Le 10 août dernier, le cabinet britannique de gestion de risques Verisk Maplecroft a publié un rapport préoccupant au sujet de l’augmentation du risque d’esclavage moderne. Aujourd’hui, 46 millions de personnes à travers le monde seraient touchées par la ‘‘traite des êtres humains et les formes d’exploitation inhérentes’’(1). Selon l’agence britannique, et sans surprise, le risque d’esclavage moderne aurait explosé dans les trois-quarts des pays de l’Union européenne. Notamment en Belgique.

Par Cathy (Liège), article tiré de l’édition de septembre de Lutte Socialiste

Pour Francken, chaque demandeur d’asile est suspect

La refonte des droits des étrangers votée par la Commission de l’Intérieur de la Chambre en juillet dernier est-elle de nature à diminuer ce risque ? Bien au contraire. Comme le dénonce notamment le CIRÉ (Coordination et initiatives pour réfugiés et étrangers), la méthode utilisée par le gouvernement est scandaleuse (un vote intervenant 17 jours à peine après la présentation d’un texte de 400 pages préparé par les autorités durant 4 ans) et les modifications de fond font ‘‘froid dans le dos’’.

Dans son communiqué de presse, le Ciré explique : ‘‘60 à 70% des demandeurs d’asile mentiraient au cours de leur procédure d’après le Secrétaire d’État… et c’est sur cette estimation ni vérifiée, ni vérifiable qu’est basé tout l’esprit du projet de loi : sanctionner la fraude, enfermer à tour de bras. Même s’il s’en défend, cela pourrait aboutir à un enfermement quasi-systématique des demandeurs d’asile (…). Cela reflète une connaissance très faible de la réalité du calvaire enduré par ceux qui atteignent la Belgique, ayant appris à se méfier, à ne pas tout dire, à cacher leurs documents tout au long du parcours migratoire, pour simplement survivre. Cela en dit long sur la volonté d’instrumentaliser le droit d’asile pour faire valoir une vision purement et simplement xénophobe (…).’’(2)

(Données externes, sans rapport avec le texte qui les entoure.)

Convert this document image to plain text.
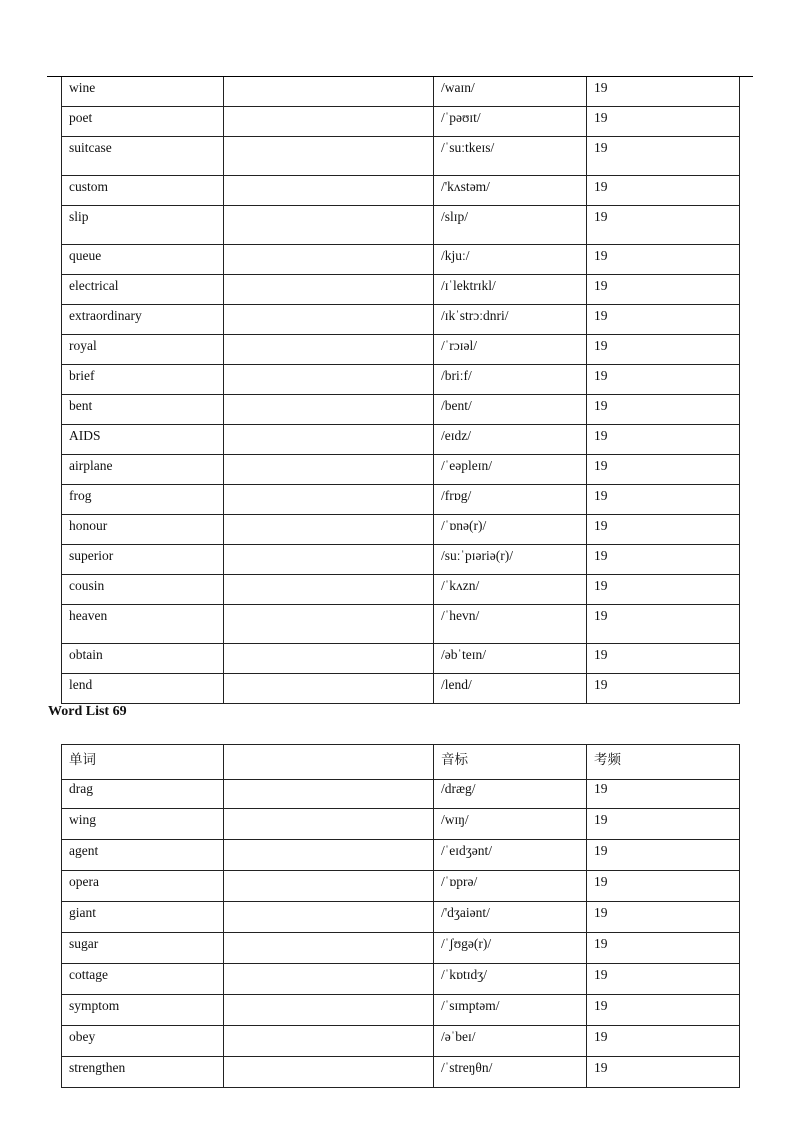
wine		/waɪn/	19
poet		/ˈpəʊɪt/	19
suitcase		/ˈsuːtkeɪs/	19
custom		/'kʌstəm/	19
slip		/slɪp/	19
queue		/kjuː/	19
electrical		/ɪˈlektrɪkl/	19
extraordinary		/ɪkˈstrɔːdnri/	19
royal		/ˈrɔɪəl/	19
brief		/briːf/	19
bent		/bent/	19
AIDS		/eɪdz/	19
airplane		/ˈeəpleɪn/	19
frog		/frɒg/	19
honour		/ˈɒnə(r)/	19
superior		/suːˈpɪəriə(r)/	19
cousin		/ˈkʌzn/	19
heaven		/ˈhevn/	19
obtain		/əbˈteɪn/	19
lend		/lend/	19
Word List 69
单词		音标	考频
drag		/dræg/	19
wing		/wɪŋ/	19
agent		/ˈeɪdʒənt/	19
opera		/ˈɒprə/	19
giant		/'dʒaiənt/	19
sugar		/ˈʃʊgə(r)/	19
cottage		/ˈkɒtɪdʒ/	19
symptom		/ˈsɪmptəm/	19
obey		/əˈbeɪ/	19
strengthen		/ˈstreŋθn/	19
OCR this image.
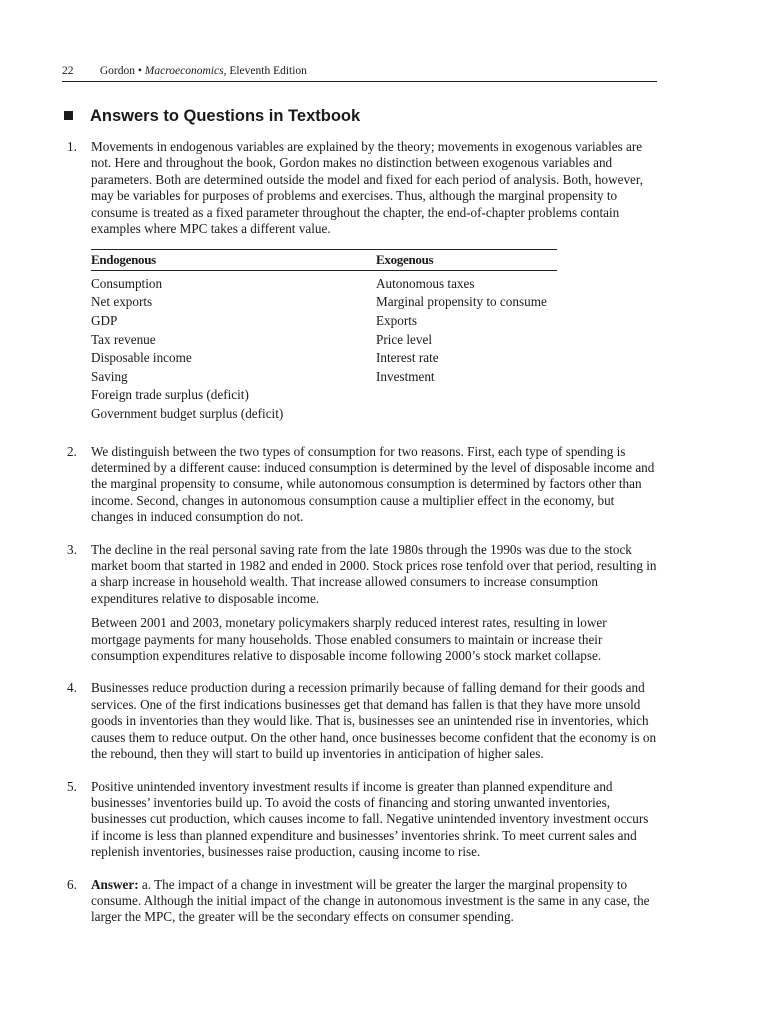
22 Gordon • Macroeconomics, Eleventh Edition
Answers to Questions in Textbook
1.	Movements in endogenous variables are explained by the theory; movements in exogenous variables are not. Here and throughout the book, Gordon makes no distinction between exogenous variables and parameters. Both are determined outside the model and fixed for each period of analysis. Both, however, may be variables for purposes of problems and exercises. Thus, although the marginal propensity to consume is treated as a fixed parameter throughout the chapter, the end-of-chapter problems contain examples where MPC takes a different value.

Endogenous	Exogenous
Consumption	Autonomous taxes
Net exports	Marginal propensity to consume
GDP	Exports
Tax revenue	Price level
Disposable income	Interest rate
Saving	Investment
Foreign trade surplus (deficit)	
Government budget surplus (deficit)	
2.	We distinguish between the two types of consumption for two reasons. First, each type of spending is determined by a different cause: induced consumption is determined by the level of disposable income and the marginal propensity to consume, while autonomous consumption is determined by factors other than income. Second, changes in autonomous consumption cause a multiplier effect in the economy, but changes in induced consumption do not.

3.	The decline in the real personal saving rate from the late 1980s through the 1990s was due to the stock market boom that started in 1982 and ended in 2000. Stock prices rose tenfold over that period, resulting in a sharp increase in household wealth. That increase allowed consumers to increase consumption expenditures relative to disposable income.

Between 2001 and 2003, monetary policymakers sharply reduced interest rates, resulting in lower mortgage payments for many households. Those enabled consumers to maintain or increase their consumption expenditures relative to disposable income following 2000’s stock market collapse.

4.	Businesses reduce production during a recession primarily because of falling demand for their goods and services. One of the first indications businesses get that demand has fallen is that they have more unsold goods in inventories than they would like. That is, businesses see an unintended rise in inventories, which causes them to reduce output. On the other hand, once businesses become confident that the economy is on the rebound, then they will start to build up inventories in anticipation of higher sales.

5.	Positive unintended inventory investment results if income is greater than planned expenditure and businesses’ inventories build up. To avoid the costs of financing and storing unwanted inventories, businesses cut production, which causes income to fall. Negative unintended inventory investment occurs if income is less than planned expenditure and businesses’ inventories shrink. To meet current sales and replenish inventories, businesses raise production, causing income to rise.

6.	Answer: a. The impact of a change in investment will be greater the larger the marginal propensity to consume. Although the initial impact of the change in autonomous investment is the same in any case, the larger the MPC, the greater will be the secondary effects on consumer spending.
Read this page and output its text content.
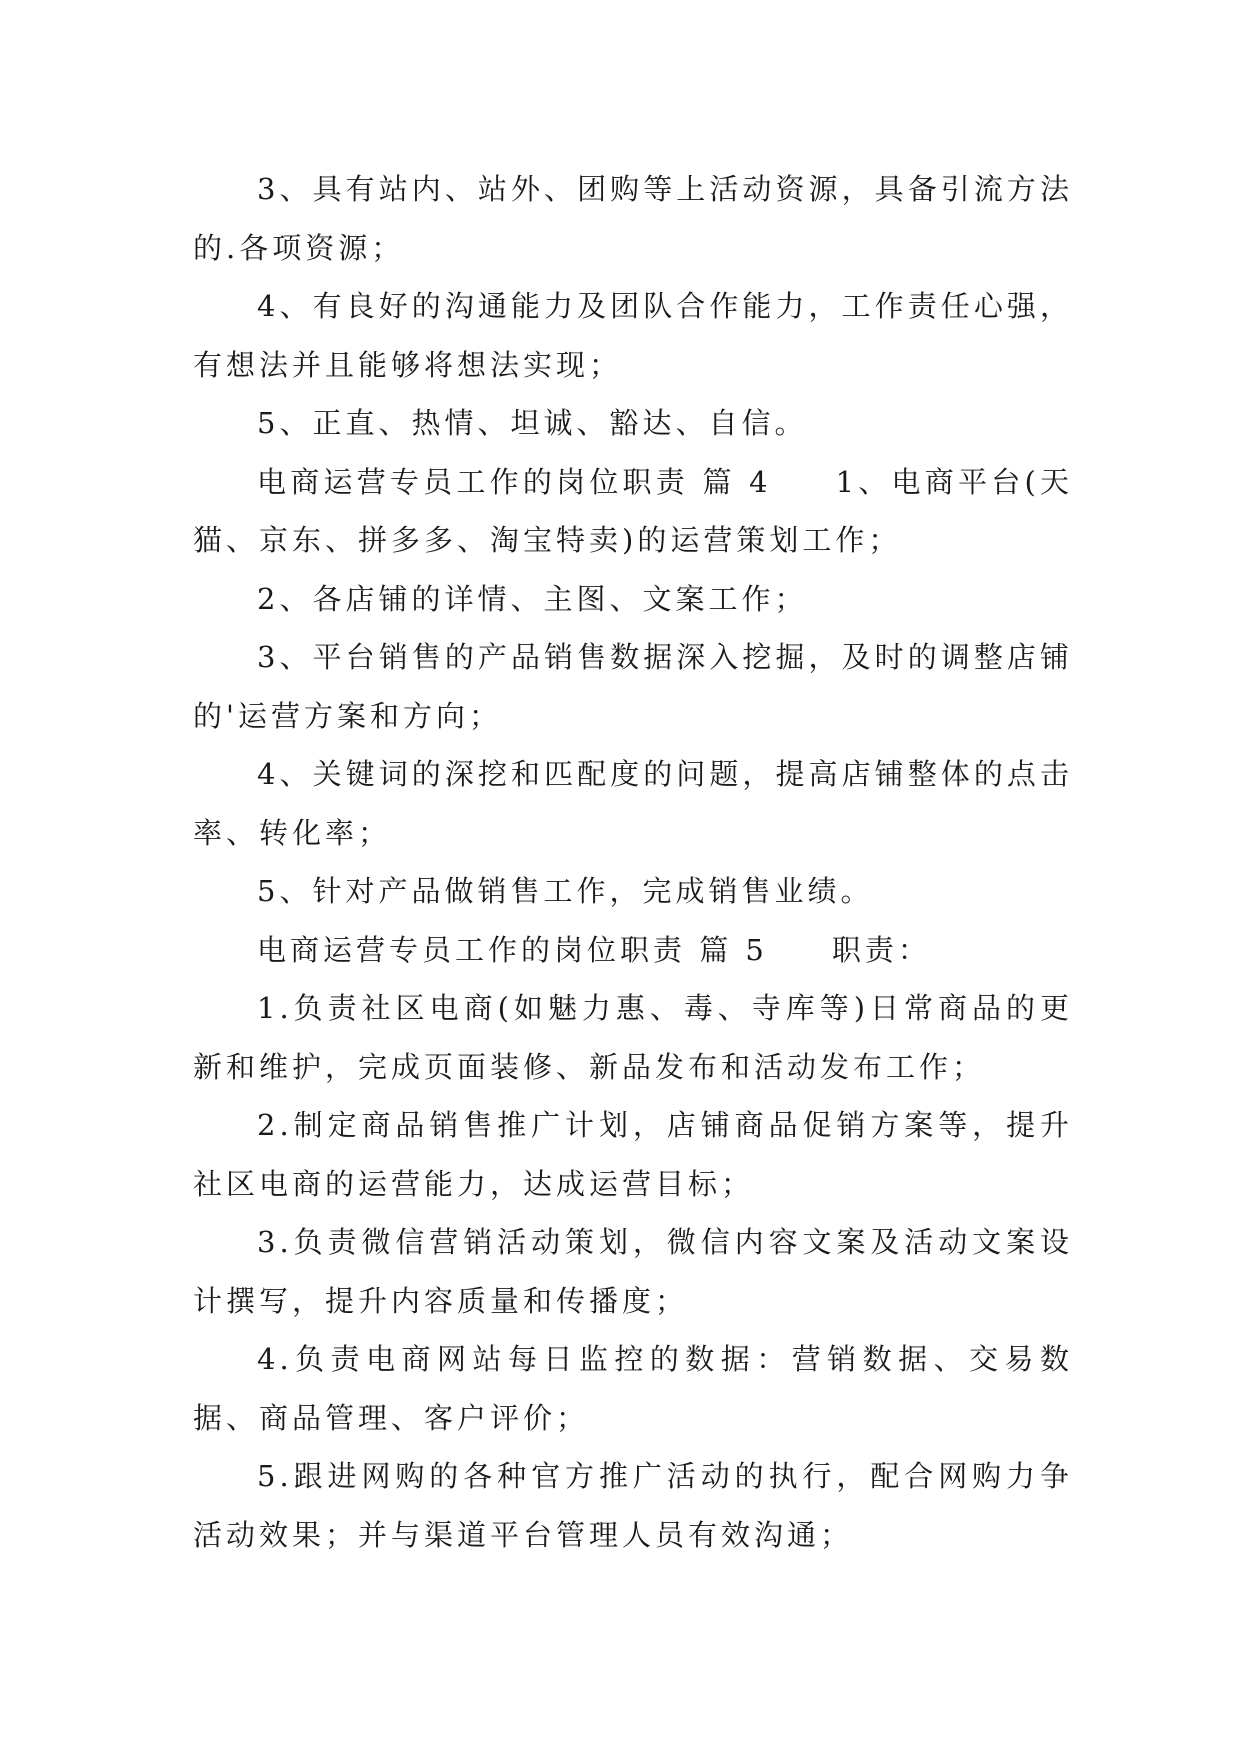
3、具有站内、站外、团购等上活动资源，具备引流方法的.各项资源；

4、有良好的沟通能力及团队合作能力，工作责任心强，有想法并且能够将想法实现；

5、正直、热情、坦诚、豁达、自信。

电商运营专员工作的岗位职责 篇 4 1、电商平台(天猫、京东、拼多多、淘宝特卖)的运营策划工作；

2、各店铺的详情、主图、文案工作；

3、平台销售的产品销售数据深入挖掘，及时的调整店铺的'运营方案和方向；

4、关键词的深挖和匹配度的问题，提高店铺整体的点击率、转化率；

5、针对产品做销售工作，完成销售业绩。

电商运营专员工作的岗位职责 篇 5 职责：

1.负责社区电商(如魅力惠、毒、寺库等)日常商品的更新和维护，完成页面装修、新品发布和活动发布工作；

2.制定商品销售推广计划，店铺商品促销方案等，提升社区电商的运营能力，达成运营目标；

3.负责微信营销活动策划，微信内容文案及活动文案设计撰写，提升内容质量和传播度；

4.负责电商网站每日监控的数据：营销数据、交易数据、商品管理、客户评价；

5.跟进网购的各种官方推广活动的执行，配合网购力争活动效果；并与渠道平台管理人员有效沟通；
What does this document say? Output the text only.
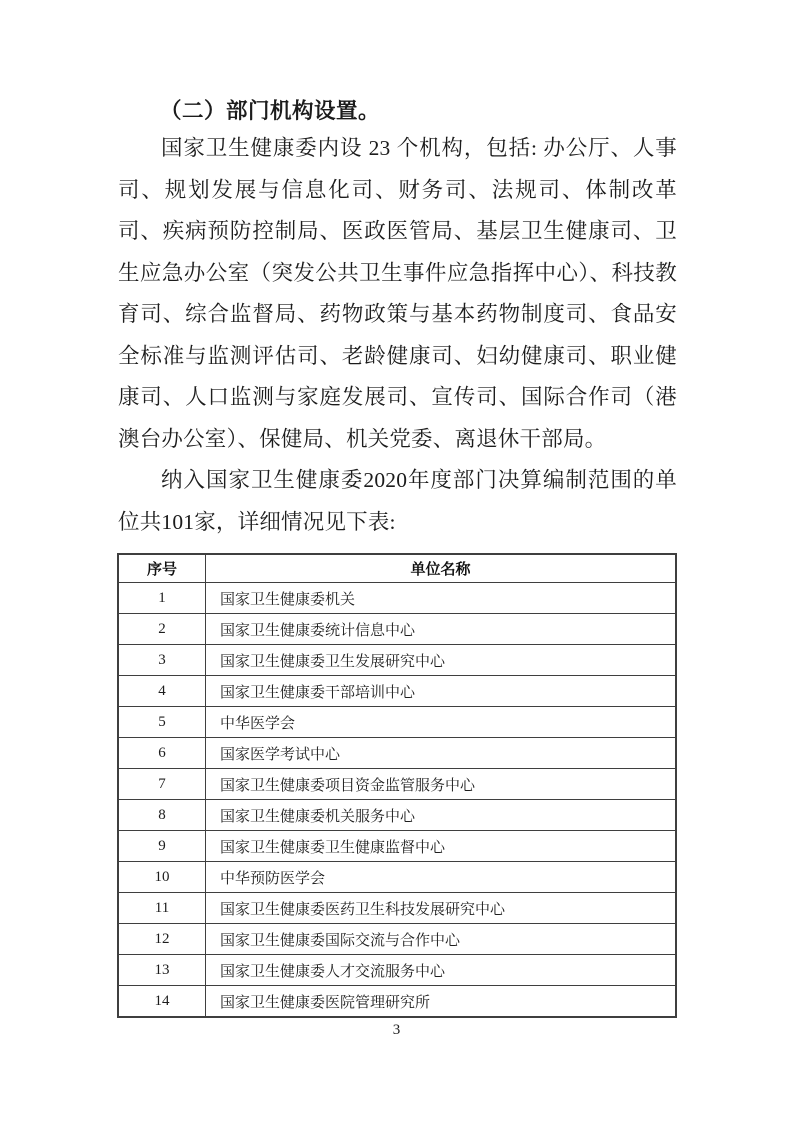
（二）部门机构设置。

国家卫生健康委内设 23 个机构，包括: 办公厅、人事司、规划发展与信息化司、财务司、法规司、体制改革司、疾病预防控制局、医政医管局、基层卫生健康司、卫生应急办公室（突发公共卫生事件应急指挥中心）、科技教育司、综合监督局、药物政策与基本药物制度司、食品安全标准与监测评估司、老龄健康司、妇幼健康司、职业健康司、人口监测与家庭发展司、宣传司、国际合作司（港澳台办公室）、保健局、机关党委、离退休干部局。

纳入国家卫生健康委2020年度部门决算编制范围的单位共101家，详细情况见下表:

序号	单位名称
1	国家卫生健康委机关
2	国家卫生健康委统计信息中心
3	国家卫生健康委卫生发展研究中心
4	国家卫生健康委干部培训中心
5	中华医学会
6	国家医学考试中心
7	国家卫生健康委项目资金监管服务中心
8	国家卫生健康委机关服务中心
9	国家卫生健康委卫生健康监督中心
10	中华预防医学会
11	国家卫生健康委医药卫生科技发展研究中心
12	国家卫生健康委国际交流与合作中心
13	国家卫生健康委人才交流服务中心
14	国家卫生健康委医院管理研究所
3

Le nombre de morts ne cesse d’augmenter en Méditerranée (3800 en 2016 selon le Haut-Commissariat des Réfugiés de l’ONU) et l’année 2017 est en passe d’être la plus meurtrière. La route des Balkans est déjà bloquée, amenant hommes et familles à emprunter des trajets toujours plus dangereux. Le blocage de la route libyenne est considéré par Francken comme une solution face aux décès de la Méditerrannée. Mais il s’effectue par le biais de bandes de bandits et ne fait que déplacer le problème vers la Libye. Pendant ce temps, les différentes puissances impérialistes continuent d’entretenir conflits armés et exploitation partout dans le monde. La Belgique, elle, ‘‘emboite le pas des pays les plus répressifs en légiférant sur base de craintes, de stigmatisations et d’estimations’’.(3)

La situation préoccupante des MENA

Le secrétaire d’État à l’Asile et aux Migrations Théo Francken (N-VA) a récemment proposé de doubler la capacité des Centres fermés (où sont détenus les personnes en situation irrégulière avant leur expulsion) afin de pouvoir à nouveau placer des familles, ce qui sous-entend d’y enfermer des enfants, un dramatique retour en arrière puisque cette pratique avait disparu depuis 2008. Le Commissaire aux Droits de l’Homme du Conseil de l’Europe avait pourtant exhorté le gouvernement belge ‘‘à ne pas renouer avec la pratique consistant à détenir des familles avec enfants’’ lors d’une visite en 2015. Francken veut également tenter de faire passer une série de mesures en octobre-novembre 2017 afin de directement envoyer tout demandeur d’asile arrivant en Belgique en Centre fermé le temps de sa procédure.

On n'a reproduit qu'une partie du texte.